CBCA Governance Changes: What Private Companies Need to Know – Corporate Governance

All companies governed by the Canada Business Corporations Act(“LCSA”) will soon have to comply with more stringent record-keeping requirements as part of the government’s commitment to implement an accessible public registry for greater corporate transparency. Bill C-19, passed as Budget Implementation Act, 2022received Royal Assent on June 23, 2022. This Act creates substantial changes to the CBCAamong other laws.

As of 2019, CBCA private corporations are required to maintain a register of shareholders exercising significant control over the corporation (“SAI Register“). Significant control, as defined in section 2.1(1) of the CBCA, refers to an individual who owns, controls or directs a significant number of shares; exercises significant influence over the company without owning any none, or holds a combination of any of these factors A significant number of shares is defined as 25% of the company’s voting shares, or 25% of all shares based on the fair market value of the shares. The SIC register must be kept at the company’s registered office and place of business and be made available to certain regulatory authorities upon request.With the pending amendments to the CBCA, companies will be required to file their ISC register with of the Director (as defined in the CBCA) each year and to notify the Director of any further changes within 15 days.

Amendments introduced by Bill C-19

The new provisions added to Article 21 read as follows:

21.21 (1) A company to which section 21.1 applies must:

(a) on an annual basis, transmit to the director the information contained in his register of persons having significant control over the company, in the form and within the time limit he determines; and (b) within 15 days after the day on which he registers the information under subsection 21.1(3), send the information to the director, in a form that he determines.

Sending information – certificates issued

(2) As of the date shown on a certificate referred to in section 8, subsection 185(4) or 187(4), a corporation to which section 21.1 applies must send to the Director the information referred to in paragraphs 21.1( 1)(a) to (f) with respect to natural persons exercising significant control over the corporation, in such form and within such time as the Director directs.

Provision of information by the director

21.301 The Director may provide any or all of the information received under section 21.21 to an investigative body referred to in subsection 21.31(2), the Financial Transactions and Reports Analysis Center of Canada or any prescribed entity.

Effect of Changes

The newly amended provisions will require non-exempt companies to submit their ISC register to the Director annually and within 15 days of any new information.1 registered by the company. Non-exempt companies must also submit their ISC register to the Director when issuing a certificate of incorporation, merger or continuance. The addition of section 21.30 will provide the Director with the authority to share any information from the ISC register with the Financial Transactions and Reports Analysis Center of Canada or any future entity referred to in subsection 21.31(2).

Pursuant to subsection 21.1(7) of the CBCA, the following corporations are exempt from the above requirements: corporations that are (a) a reporting issuer or a reporting issuer under an act of the legislature of a relative province securities regulation; (b) listed on a designated stock exchange, as defined in subsection 248(1) of the income tax law; (c) a member of a prescribed class.

Next steps

These amendments to the CBCA, which are part of the government’s efforts for greater corporate transparency and a stronger anti-money laundering regime, will affect all private corporations subject to the CBCA. Similar transparency rules exist or are expected to come into force in British Columbia, Ontario, Quebec, Manitoba, Saskatchewan, Prince Edward Island and Newfoundland and Labrador, as well as in many OECD member states. At present, however, it is unclear when these provisions will come into effect and what compliance period will be granted to existing companies.

Corporations Canada has already prepared a regulatory report form to document the required information and a guideline on maintain an ISC register. Companies may wish to use and review these tools in the interim as a guide to compliance as we determine how this new framework will be implemented.

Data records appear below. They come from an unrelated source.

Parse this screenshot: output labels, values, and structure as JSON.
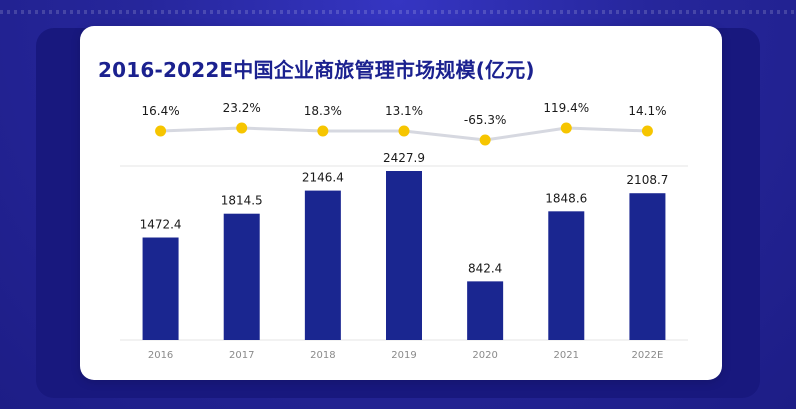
{
  "colors": {
    "background": "#2a2aa6",
    "card": "#ffffff",
    "title": "#1b218f",
    "bar": "#1a2690",
    "growth_line": "#d6d8e0",
    "growth_dot": "#f6c500",
    "label": "#1a1a1a",
    "tick": "#8a8a8a",
    "grid": "#e6e6e6"
  },
  "chart_data": {
    "type": "bar",
    "title": "2016-2022E中国企业商旅管理市场规模(亿元)",
    "xlabel": "",
    "ylabel": "",
    "categories": [
      "2016",
      "2017",
      "2018",
      "2019",
      "2020",
      "2021",
      "2022E"
    ],
    "values": [
      1472.4,
      1814.5,
      2146.4,
      2427.9,
      842.4,
      1848.6,
      2108.7
    ],
    "value_labels": [
      "1472.4",
      "1814.5",
      "2146.4",
      "2427.9",
      "842.4",
      "1848.6",
      "2108.7"
    ],
    "ylim": [
      0,
      2500
    ],
    "grid": true,
    "legend": "none",
    "growth_rate": {
      "type": "line",
      "values": [
        16.4,
        23.2,
        18.3,
        13.1,
        -65.3,
        119.4,
        14.1
      ],
      "labels": [
        "16.4%",
        "23.2%",
        "18.3%",
        "13.1%",
        "-65.3%",
        "119.4%",
        "14.1%"
      ]
    }
  }
}
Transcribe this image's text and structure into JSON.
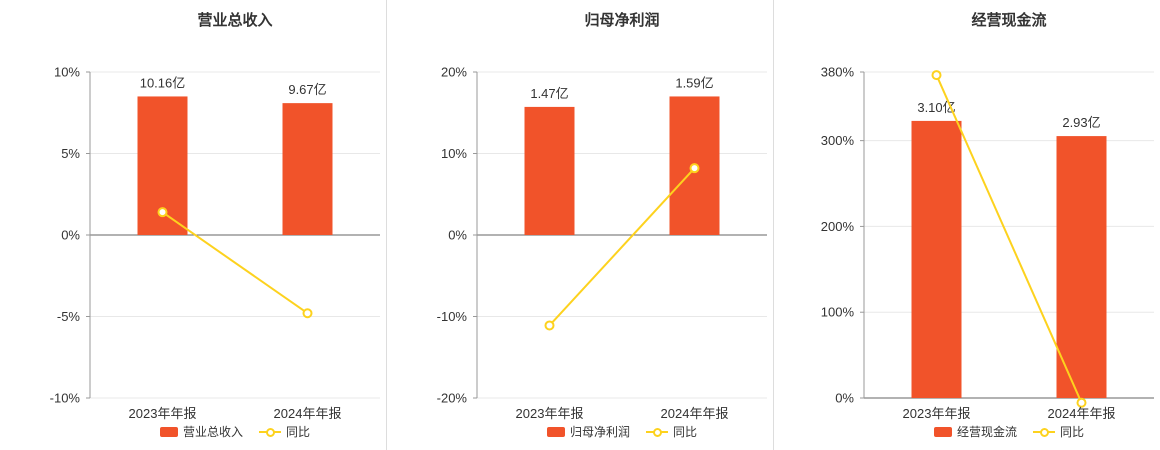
{
  "colors": {
    "bar": "#f1532a",
    "line": "#fdd21e",
    "grid": "#e8e8e8",
    "axis": "#999999",
    "axis_zero": "#666666",
    "text": "#333333",
    "divider": "#dddddd",
    "background": "#ffffff"
  },
  "chart_data": [
    {
      "type": "bar",
      "title": "营业总收入",
      "categories": [
        "2023年年报",
        "2024年年报"
      ],
      "series": [
        {
          "name": "营业总收入",
          "type": "bar",
          "unit": "亿",
          "values": [
            10.16,
            9.67
          ],
          "labels": [
            "10.16亿",
            "9.67亿"
          ]
        },
        {
          "name": "同比",
          "type": "line",
          "unit": "%",
          "values": [
            1.4,
            -4.8
          ]
        }
      ],
      "ylim": [
        -10,
        10
      ],
      "yticks": [
        {
          "label": "10%",
          "value": 10
        },
        {
          "label": "5%",
          "value": 5
        },
        {
          "label": "0%",
          "value": 0
        },
        {
          "label": "-5%",
          "value": -5
        },
        {
          "label": "-10%",
          "value": -10
        }
      ],
      "legend": [
        "营业总收入",
        "同比"
      ],
      "legend_position": "bottom",
      "grid": true
    },
    {
      "type": "bar",
      "title": "归母净利润",
      "categories": [
        "2023年年报",
        "2024年年报"
      ],
      "series": [
        {
          "name": "归母净利润",
          "type": "bar",
          "unit": "亿",
          "values": [
            1.47,
            1.59
          ],
          "labels": [
            "1.47亿",
            "1.59亿"
          ]
        },
        {
          "name": "同比",
          "type": "line",
          "unit": "%",
          "values": [
            -11.1,
            8.2
          ]
        }
      ],
      "ylim": [
        -20,
        20
      ],
      "yticks": [
        {
          "label": "20%",
          "value": 20
        },
        {
          "label": "10%",
          "value": 10
        },
        {
          "label": "0%",
          "value": 0
        },
        {
          "label": "-10%",
          "value": -10
        },
        {
          "label": "-20%",
          "value": -20
        }
      ],
      "legend": [
        "归母净利润",
        "同比"
      ],
      "legend_position": "bottom",
      "grid": true
    },
    {
      "type": "bar",
      "title": "经营现金流",
      "categories": [
        "2023年年报",
        "2024年年报"
      ],
      "series": [
        {
          "name": "经营现金流",
          "type": "bar",
          "unit": "亿",
          "values": [
            3.1,
            2.93
          ],
          "labels": [
            "3.10亿",
            "2.93亿"
          ]
        },
        {
          "name": "同比",
          "type": "line",
          "unit": "%",
          "values": [
            376.4,
            -5.5
          ]
        }
      ],
      "ylim": [
        0,
        380
      ],
      "yticks": [
        {
          "label": "380%",
          "value": 380
        },
        {
          "label": "300%",
          "value": 300
        },
        {
          "label": "200%",
          "value": 200
        },
        {
          "label": "100%",
          "value": 100
        },
        {
          "label": "0%",
          "value": 0
        }
      ],
      "legend": [
        "经营现金流",
        "同比"
      ],
      "legend_position": "bottom",
      "grid": true
    }
  ]
}
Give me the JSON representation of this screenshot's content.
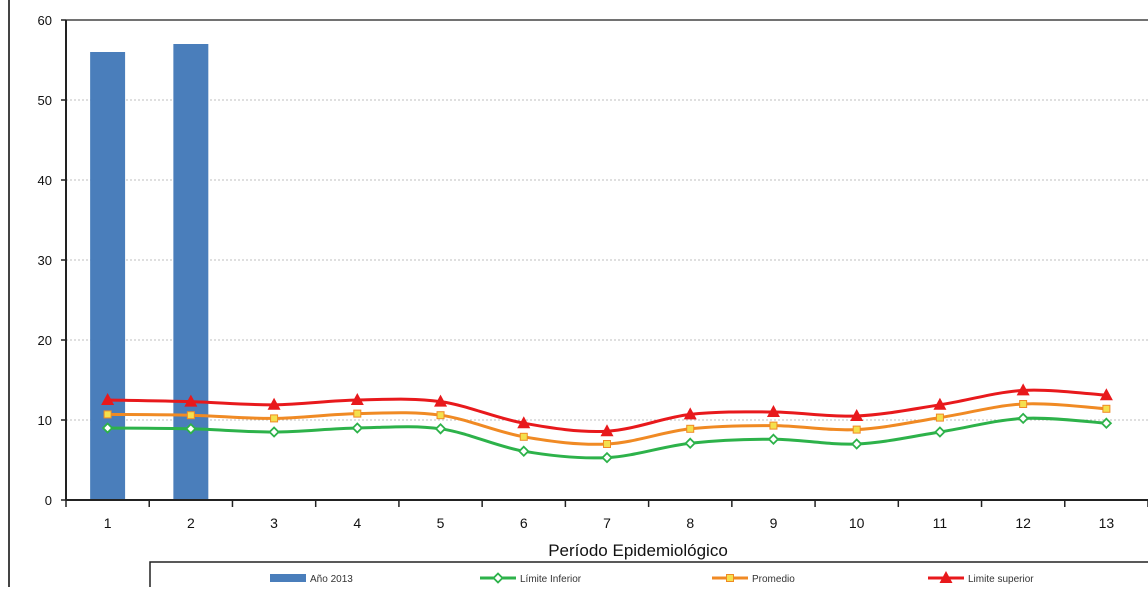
{
  "chart_data": {
    "type": "bar",
    "xlabel": "Período Epidemiológico",
    "ylabel": "",
    "title": "",
    "ylim": [
      0,
      60
    ],
    "yticks": [
      0,
      10,
      20,
      30,
      40,
      50,
      60
    ],
    "grid": true,
    "legend_position": "bottom",
    "categories": [
      "1",
      "2",
      "3",
      "4",
      "5",
      "6",
      "7",
      "8",
      "9",
      "10",
      "11",
      "12",
      "13"
    ],
    "series": [
      {
        "name": "Año 2013",
        "kind": "bar",
        "color": "#4a7ebb",
        "values": [
          56,
          57,
          null,
          null,
          null,
          null,
          null,
          null,
          null,
          null,
          null,
          null,
          null
        ]
      },
      {
        "name": "Límite Inferior",
        "kind": "line",
        "color": "#2db24a",
        "marker": "diamond",
        "values": [
          9.0,
          8.9,
          8.5,
          9.0,
          8.9,
          6.1,
          5.3,
          7.1,
          7.6,
          7.0,
          8.5,
          10.2,
          9.6
        ]
      },
      {
        "name": "Promedio",
        "kind": "line",
        "color": "#f08a24",
        "marker": "square",
        "values": [
          10.7,
          10.6,
          10.2,
          10.8,
          10.6,
          7.9,
          7.0,
          8.9,
          9.3,
          8.8,
          10.3,
          12.0,
          11.4
        ]
      },
      {
        "name": "Limite superior",
        "kind": "line",
        "color": "#e8191c",
        "marker": "triangle",
        "values": [
          12.5,
          12.3,
          11.9,
          12.5,
          12.3,
          9.6,
          8.6,
          10.7,
          11.0,
          10.5,
          11.9,
          13.7,
          13.1
        ]
      }
    ]
  }
}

In accordance with Article 21.1(3), if the company becomes aware of any information which must be kept under Article 21.1(1) as a result of the “reasonable measures” taken, this must be added to the database. This information includes:

(a) the names, dates of birth and last known address of each individual with significant control;
(b) the jurisdiction of residence for tax purposes of each individual with significant control;
(c) the day each individual became or ceased to be an individual with significant control, as the case may be;
(d) a description of how each individual is an individual exercising significant control over the corporation, including, if applicable, a description of his or her interests and rights with respect to the shares of the corporation;
(e) any other prescribed information; and
(f) a description of each action taken pursuant to subsection (2).

The content of this article is intended to provide a general guide on the subject. Specialist advice should be sought regarding your particular situation.